Flächennutzung im Umweltinteresse durch ökologische Vorrangflächen (ÖVF) Betriebe ab 15 ha Ackerfläche müssen mindestens 5 % davon als ökologische Vorrangflächen vorhalten. Bezugsgröße ist das Ackerland mit Landschaftselementen an oder auf Ackerland, ÖVF-Pufferstreifen, Kurzumtriebsplantagen und Aufforstungsflächen. Freigestellt sind Betriebe mit mehr als 75 % Grünland an der landwirtschaftlichen Fläche bzw. 75 % Ackergras / Stilllegung / Leguminosen an der Ackerfläche, soweit die nicht auf diese Kulturen entfallende Fläche max. 30 ha beträgt.

Direktzahlungen Ab 2015 umfasst die erste Säule der GAP in Deutschland verschiedene Direktzahlungen an die Landwirte:[24]
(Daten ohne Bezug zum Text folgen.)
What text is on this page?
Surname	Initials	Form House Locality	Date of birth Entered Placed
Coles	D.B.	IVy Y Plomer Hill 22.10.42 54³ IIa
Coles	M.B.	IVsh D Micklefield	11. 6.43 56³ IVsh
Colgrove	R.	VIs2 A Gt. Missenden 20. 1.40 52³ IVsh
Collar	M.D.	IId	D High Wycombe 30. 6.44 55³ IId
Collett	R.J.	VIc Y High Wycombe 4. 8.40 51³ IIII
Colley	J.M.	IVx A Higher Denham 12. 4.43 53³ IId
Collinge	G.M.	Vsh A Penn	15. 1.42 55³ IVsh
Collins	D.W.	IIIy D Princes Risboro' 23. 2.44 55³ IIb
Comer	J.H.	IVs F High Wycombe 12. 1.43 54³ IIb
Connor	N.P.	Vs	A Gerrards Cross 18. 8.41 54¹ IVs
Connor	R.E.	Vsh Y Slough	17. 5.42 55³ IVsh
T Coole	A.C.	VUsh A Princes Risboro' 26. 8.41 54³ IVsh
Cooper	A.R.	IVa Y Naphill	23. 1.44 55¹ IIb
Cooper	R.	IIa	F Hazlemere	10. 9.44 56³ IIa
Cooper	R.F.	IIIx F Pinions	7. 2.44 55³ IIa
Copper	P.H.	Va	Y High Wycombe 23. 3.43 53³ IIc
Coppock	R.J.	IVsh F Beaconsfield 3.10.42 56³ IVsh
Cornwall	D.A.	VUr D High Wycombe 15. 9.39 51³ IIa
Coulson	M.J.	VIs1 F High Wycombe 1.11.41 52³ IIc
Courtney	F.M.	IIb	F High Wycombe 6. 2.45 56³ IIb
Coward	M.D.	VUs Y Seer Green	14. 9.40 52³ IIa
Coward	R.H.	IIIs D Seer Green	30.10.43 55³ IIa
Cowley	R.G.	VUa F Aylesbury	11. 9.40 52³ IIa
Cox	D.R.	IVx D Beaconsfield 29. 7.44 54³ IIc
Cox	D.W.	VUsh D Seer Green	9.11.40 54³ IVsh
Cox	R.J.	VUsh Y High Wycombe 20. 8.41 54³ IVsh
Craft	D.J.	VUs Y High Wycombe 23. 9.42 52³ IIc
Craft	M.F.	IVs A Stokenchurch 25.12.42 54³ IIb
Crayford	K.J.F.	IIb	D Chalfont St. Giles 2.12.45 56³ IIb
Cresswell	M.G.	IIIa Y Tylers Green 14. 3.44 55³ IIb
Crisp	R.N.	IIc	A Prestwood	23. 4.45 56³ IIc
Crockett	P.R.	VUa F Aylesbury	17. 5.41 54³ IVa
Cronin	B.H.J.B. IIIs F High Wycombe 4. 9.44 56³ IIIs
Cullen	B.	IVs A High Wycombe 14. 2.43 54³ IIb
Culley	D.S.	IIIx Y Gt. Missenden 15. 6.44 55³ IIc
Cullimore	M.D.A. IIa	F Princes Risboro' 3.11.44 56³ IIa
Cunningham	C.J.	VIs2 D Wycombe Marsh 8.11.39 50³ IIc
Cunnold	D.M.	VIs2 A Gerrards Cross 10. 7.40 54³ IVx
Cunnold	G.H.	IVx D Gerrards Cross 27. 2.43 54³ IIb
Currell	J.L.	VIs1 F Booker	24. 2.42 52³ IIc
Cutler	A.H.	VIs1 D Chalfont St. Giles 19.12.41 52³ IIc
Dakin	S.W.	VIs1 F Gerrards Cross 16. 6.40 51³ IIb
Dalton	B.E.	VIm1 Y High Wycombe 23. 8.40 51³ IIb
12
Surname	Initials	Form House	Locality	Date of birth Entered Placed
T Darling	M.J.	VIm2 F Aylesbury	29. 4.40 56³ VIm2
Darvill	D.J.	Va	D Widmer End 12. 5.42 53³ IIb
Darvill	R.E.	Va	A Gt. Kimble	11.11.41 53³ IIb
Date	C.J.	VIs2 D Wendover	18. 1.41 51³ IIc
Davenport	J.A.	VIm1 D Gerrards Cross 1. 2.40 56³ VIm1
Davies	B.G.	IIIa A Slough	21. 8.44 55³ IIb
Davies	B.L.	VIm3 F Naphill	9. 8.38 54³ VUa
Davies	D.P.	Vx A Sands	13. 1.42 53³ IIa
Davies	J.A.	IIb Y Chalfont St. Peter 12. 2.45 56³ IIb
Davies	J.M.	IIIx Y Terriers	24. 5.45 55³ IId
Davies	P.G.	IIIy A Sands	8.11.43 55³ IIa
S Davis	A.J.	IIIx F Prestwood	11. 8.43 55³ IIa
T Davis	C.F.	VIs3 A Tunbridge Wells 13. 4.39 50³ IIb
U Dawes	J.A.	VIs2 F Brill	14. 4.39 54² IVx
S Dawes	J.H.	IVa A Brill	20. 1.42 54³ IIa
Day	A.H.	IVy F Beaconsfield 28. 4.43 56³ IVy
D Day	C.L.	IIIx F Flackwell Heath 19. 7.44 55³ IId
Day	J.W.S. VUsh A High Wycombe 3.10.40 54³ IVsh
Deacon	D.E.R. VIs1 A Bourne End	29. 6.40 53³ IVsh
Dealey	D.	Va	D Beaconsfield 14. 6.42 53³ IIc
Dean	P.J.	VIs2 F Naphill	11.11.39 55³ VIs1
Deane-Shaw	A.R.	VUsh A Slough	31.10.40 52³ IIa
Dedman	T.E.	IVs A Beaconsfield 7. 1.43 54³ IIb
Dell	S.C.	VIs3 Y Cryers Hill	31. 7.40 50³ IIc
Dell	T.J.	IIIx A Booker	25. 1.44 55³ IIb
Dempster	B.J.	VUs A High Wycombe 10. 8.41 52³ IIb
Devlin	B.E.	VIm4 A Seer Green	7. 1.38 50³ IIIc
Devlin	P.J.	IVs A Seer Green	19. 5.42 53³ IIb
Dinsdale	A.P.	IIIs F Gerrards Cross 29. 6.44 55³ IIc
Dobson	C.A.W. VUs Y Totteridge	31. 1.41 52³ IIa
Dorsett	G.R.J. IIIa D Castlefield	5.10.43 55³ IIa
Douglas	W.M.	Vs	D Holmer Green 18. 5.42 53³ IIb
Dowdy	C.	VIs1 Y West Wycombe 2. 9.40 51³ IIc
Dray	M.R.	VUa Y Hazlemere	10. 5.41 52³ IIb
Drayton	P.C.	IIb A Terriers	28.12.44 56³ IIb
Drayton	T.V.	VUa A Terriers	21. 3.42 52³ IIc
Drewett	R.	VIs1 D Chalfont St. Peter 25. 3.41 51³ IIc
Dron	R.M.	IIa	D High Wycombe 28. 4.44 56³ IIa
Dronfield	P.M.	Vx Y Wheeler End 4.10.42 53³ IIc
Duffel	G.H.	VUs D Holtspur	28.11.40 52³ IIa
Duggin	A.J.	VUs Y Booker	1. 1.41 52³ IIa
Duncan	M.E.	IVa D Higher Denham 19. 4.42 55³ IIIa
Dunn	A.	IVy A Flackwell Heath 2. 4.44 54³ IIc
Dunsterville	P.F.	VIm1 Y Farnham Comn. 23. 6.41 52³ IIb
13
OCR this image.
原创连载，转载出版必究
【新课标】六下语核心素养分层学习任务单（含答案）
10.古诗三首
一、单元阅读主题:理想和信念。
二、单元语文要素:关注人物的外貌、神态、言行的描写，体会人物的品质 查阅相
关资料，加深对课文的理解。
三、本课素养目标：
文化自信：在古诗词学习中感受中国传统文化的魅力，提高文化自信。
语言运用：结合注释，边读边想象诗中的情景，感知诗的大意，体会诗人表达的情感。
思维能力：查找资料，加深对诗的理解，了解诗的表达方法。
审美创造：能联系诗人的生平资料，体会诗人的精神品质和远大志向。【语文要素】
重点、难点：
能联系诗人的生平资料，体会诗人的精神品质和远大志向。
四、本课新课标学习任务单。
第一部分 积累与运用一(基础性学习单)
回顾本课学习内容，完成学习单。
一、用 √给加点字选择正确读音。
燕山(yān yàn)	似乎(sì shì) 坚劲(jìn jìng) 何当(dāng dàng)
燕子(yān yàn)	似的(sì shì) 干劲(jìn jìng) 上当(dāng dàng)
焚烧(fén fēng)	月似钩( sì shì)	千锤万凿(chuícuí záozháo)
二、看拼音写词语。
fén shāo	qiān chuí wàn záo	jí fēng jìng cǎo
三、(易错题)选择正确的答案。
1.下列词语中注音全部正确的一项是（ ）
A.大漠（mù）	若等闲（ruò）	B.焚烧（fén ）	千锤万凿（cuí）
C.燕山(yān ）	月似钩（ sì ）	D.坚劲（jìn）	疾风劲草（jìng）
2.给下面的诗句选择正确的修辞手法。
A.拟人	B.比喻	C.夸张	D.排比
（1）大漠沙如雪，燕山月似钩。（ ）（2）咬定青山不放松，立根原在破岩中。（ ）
  • Basisprämie: Durch die Umverteilung der EU-Mittel zugunsten der neuen EU-Mitgliedstaaten werden sich die Mittel für Deutschland 2014 bis 2019 geringfügig verringern. Parallel dazu werden die regional in Deutschland noch unterschiedlichen Prämien von zunächst 154 bis 191 Euro pro Hektar bis 2019 auf rund 175 Euro pro Hektar angeglichen.
  • Konkrete Umweltleistungen („Greening“) werden prämiert mit rund 87 Euro (2015) bis rund 85 (2019) je Hektar bei:
    • Erhalt von Dauergrünlandflächen (Wiesen und Weiden),
    • Erhalt der Vielfalt beim Anbau von Kulturen auf Ackerflächen
    • Bereitstellung "ökologischer Vorrangflächen" auf fünf Prozent des Ackerlands (z. B. Stilllegungsflächen, Terrassen, Pufferstreifen, Hecken, Knicks oder Baumreihen).
  • Umverteilungsprämie: Betriebe erhalten für die ersten 30 Hektar zusätzlich etwa 50 Euro pro Hektar, für weitere 16 Hektar etwa 30 Euro pro Hektar.
  • Zusatzförderung für Junglandwirte: Junglandwirte bis 40 Jahre erhalten auf Antrag ab 2015 für maximal fünf Jahre und 90 Hektar Landwirtschaftsfläche eine Zusatzförderung von etwa 44 Euro pro Hektar.
  • Kleinerzeugerregelung: Die Summe der einzelnen Direktzahlungsprämien (auch Greeningprämie) wird gekappt auf bis 1.250 Euro je Jahr.
    Wer Direktzahlungspämien als Kleinerzeuger beantragt, unterliegt nicht den Vorschriften des Greening und der Cross Compliance.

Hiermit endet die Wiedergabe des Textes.